De hulpverlener het gezin, de jongere en de hulpvraag moeten weer centraal, zegt ze. ‘Mijn grootste wens zou zijn dat als ik een proces aanga met een gezin dat daar aan het begin een verwijzer – iemand van de gemeente – bij aanschuift en dat hij of zij vervolgens ook bij de evaluatiegesprekken is. Dat is dan de verantwoording. Op inhoud: dan gaat het weer over de burger en zijn/haar hulpvraag. Voelt hij zich geholpen? En die gemeentemedewerker kan dan achter de schermen de financiën regelen, zodat ik daar geen bemoeienis meer mee heb.
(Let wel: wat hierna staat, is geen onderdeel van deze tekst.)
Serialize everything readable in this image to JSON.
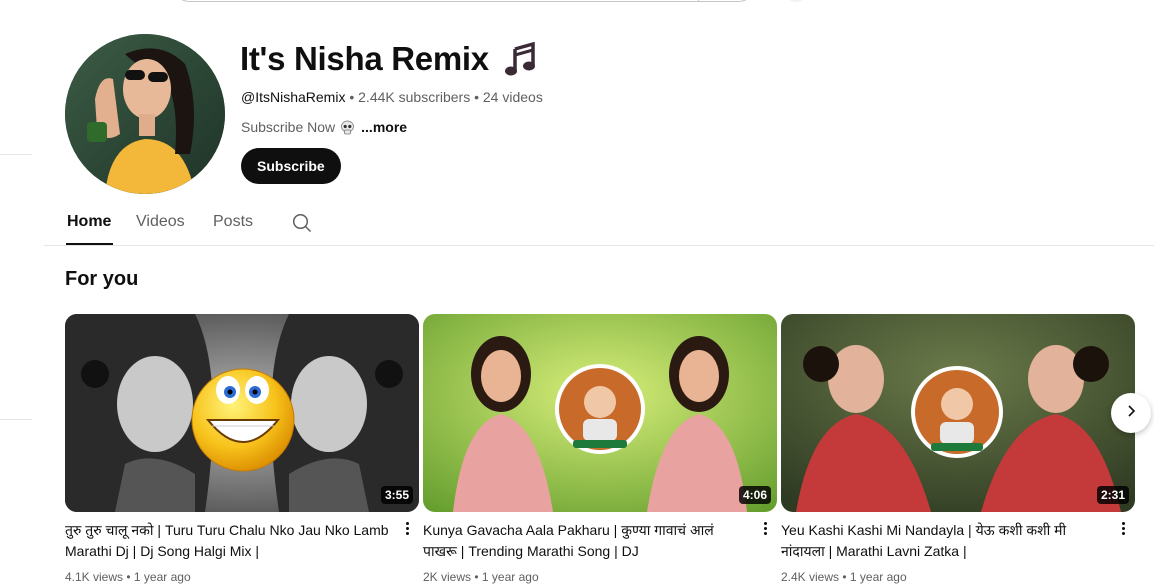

En stel, ik heb meer tijd of geld nodig, dan weet hij of zij waar het over gaat, en kan dat zo geregeld zijn, zonder al die administratieve rompslomp.’
Winst
Volgens haar levert zo’n samenwerkingsmodel voor alle partijen winst op. ‘Er kunnen heel veel mensen tussenuit – dat scheelt geld. En de lijnen worden weer korter, wat toch de bedoeling van de hele transitie was. De burger met de hulpvraag heeft met veel minder partijen te maken. En tenslotte doe je ook weer recht aan de professionaliteit van de werkers op de werkvloer.’